"Luck is what happens when preparation meets opportunity" ~ Seneca

Tuesday, June 15, 2010

Lost

And by lost I don't mean the tv show. More like how Stitch felt in Disney's "Lilo & Stitch".
Not feeling the love at my job- or at least not as much. Maybe I'm just too sensitive and trying too hard to fit in. But it reminds me of high school (no surprise as the majority of my coworkers are in their early 20s). Not a time I'd really like to live over- it's been 25 years- isn't that enough suffering?
Trying to move on, but not finding the 'next best thing', so meanwhile I'll try not to let this derail me from trying to lose weight if anything it should inspire me, right? So why do I feel less than enthused? Could it be I was mentored today by someone half my age who has been on the job less than I have? She appears to be a total brown-noser and the management have fallen hook,line & sinker. She is the golden girl who can do no wrong? Am I a little envious? Perhaps, I won't lie ( then again maybe I will). Maybe it is pure jealousy, not envy as she is an attention monger whereas I'm lucky to get a "how was your day" from the managers. I've never been high on their radar and I don't think that's going to change anytime soon. Well see how the mid-review goes tomorrow.

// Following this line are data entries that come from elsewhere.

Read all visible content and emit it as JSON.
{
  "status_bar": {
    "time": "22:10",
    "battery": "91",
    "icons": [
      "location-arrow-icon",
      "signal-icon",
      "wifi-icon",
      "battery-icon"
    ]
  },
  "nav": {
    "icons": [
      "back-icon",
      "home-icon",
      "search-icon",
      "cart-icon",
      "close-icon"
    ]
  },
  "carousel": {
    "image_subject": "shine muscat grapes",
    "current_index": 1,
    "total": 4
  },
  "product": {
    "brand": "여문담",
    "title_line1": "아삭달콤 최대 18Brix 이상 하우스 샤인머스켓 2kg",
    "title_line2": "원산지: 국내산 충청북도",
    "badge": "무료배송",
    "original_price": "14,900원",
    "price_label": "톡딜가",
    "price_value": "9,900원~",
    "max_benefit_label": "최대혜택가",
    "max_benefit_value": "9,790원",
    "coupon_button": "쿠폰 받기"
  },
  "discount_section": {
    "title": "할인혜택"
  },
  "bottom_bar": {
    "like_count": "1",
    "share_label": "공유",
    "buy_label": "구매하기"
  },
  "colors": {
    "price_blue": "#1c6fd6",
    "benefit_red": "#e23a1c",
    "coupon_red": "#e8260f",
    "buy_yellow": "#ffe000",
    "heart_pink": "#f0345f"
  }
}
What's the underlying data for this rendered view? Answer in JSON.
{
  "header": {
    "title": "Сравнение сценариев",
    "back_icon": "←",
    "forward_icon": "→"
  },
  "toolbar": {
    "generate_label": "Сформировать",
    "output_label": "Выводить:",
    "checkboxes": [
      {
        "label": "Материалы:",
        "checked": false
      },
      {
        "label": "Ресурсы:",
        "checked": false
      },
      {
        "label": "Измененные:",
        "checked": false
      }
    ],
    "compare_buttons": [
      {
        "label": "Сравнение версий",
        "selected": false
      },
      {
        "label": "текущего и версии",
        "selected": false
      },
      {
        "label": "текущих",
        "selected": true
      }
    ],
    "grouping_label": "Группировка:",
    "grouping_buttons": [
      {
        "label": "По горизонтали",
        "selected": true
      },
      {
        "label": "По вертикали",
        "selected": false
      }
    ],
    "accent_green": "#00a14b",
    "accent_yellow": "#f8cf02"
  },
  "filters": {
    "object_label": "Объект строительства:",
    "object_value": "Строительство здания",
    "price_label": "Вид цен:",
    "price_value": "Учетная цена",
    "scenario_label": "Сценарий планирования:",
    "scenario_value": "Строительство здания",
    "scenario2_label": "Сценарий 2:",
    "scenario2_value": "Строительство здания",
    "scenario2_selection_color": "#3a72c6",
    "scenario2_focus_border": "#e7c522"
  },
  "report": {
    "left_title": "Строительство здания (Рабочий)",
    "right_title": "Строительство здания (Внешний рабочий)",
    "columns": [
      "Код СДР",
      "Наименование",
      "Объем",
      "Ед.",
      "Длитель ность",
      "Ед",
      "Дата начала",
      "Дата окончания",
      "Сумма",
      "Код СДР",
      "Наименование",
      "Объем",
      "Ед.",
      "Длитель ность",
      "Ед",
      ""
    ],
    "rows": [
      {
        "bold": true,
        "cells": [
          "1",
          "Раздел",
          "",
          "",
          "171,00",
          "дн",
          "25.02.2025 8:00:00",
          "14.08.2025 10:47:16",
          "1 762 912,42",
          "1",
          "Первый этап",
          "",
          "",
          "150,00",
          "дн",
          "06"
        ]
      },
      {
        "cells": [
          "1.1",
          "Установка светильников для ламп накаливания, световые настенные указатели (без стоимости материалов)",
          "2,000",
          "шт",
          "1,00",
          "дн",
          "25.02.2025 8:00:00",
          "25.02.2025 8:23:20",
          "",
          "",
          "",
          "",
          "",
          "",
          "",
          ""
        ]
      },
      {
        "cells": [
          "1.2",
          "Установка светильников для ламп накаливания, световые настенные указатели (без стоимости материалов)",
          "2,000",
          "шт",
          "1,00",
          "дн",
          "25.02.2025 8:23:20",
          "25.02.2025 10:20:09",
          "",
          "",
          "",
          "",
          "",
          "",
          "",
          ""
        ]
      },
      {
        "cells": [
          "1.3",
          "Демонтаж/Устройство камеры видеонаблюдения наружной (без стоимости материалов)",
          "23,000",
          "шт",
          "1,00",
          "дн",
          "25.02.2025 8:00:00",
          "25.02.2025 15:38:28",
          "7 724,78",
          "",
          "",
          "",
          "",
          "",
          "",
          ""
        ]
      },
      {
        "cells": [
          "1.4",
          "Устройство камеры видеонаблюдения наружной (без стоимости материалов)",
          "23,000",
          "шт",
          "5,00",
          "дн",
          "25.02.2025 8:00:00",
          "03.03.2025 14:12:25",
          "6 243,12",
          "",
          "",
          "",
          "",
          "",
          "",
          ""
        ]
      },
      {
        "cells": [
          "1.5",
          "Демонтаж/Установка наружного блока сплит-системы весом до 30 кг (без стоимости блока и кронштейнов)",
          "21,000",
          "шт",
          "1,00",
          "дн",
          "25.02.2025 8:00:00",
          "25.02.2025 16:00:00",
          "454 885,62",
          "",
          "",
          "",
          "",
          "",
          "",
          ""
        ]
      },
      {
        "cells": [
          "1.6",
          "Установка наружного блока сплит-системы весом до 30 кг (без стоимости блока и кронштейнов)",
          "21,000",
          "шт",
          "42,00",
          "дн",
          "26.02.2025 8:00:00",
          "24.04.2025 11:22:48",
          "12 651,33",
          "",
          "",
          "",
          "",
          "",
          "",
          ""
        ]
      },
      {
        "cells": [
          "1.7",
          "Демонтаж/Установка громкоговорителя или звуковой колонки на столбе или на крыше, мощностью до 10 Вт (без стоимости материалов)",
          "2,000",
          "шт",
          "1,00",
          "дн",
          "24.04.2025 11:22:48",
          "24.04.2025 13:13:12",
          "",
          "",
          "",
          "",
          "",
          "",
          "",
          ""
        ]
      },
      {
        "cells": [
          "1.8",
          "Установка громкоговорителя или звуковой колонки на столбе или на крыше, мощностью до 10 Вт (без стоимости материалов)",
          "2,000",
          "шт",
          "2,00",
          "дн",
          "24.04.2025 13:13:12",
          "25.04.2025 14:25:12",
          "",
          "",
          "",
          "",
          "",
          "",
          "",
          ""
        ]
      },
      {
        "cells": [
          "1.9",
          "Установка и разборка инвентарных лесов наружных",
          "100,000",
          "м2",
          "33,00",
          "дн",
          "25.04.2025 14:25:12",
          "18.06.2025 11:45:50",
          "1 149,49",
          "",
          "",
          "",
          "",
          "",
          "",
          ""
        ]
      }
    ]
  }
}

All I know is, sometimes I feel they want me to quit- but there's no way I will give them that pleasure.

Thursday, June 10, 2010

One squat forward, 2 crunches back

Well I'm making great profess in my 200 squat challenge. On my last exhaustive test I did 100 squats, so I have moved onto the final week. Week 6- and I just completed day 1. Meanwhile, I struggled with week 3 of the sit up challenge, so I am repeating it and maybe I can give it all the attention it deserves when I finish the squat challenge.

Saturday, June 5, 2010

Free fallin'

As in falling without a parachute! It's one of my favorite Tom Petty tunes.
Looking forward to a day off with nothing on the agenda. Currently reading "The Tale of Halcyon Crane" and I'm really enjoying it.
That's all I have planned today, though I should go attack the dandelions in the back yard. Maybe after lunch.

Wednesday, June 2, 2010

Spinning my wheels

Feel as I'm on the treadmill of life. Just going through the motions and not feeling very fulfilled. Show up at work, do my time, pick up kids, feed them, go to activities, go to bed, wash, rinse, repeat. My self esteem has been rocked, can't pinpoint what event did so, but I think it's work related and feeling uncertain about my position. Nothing like being on the outside looking in.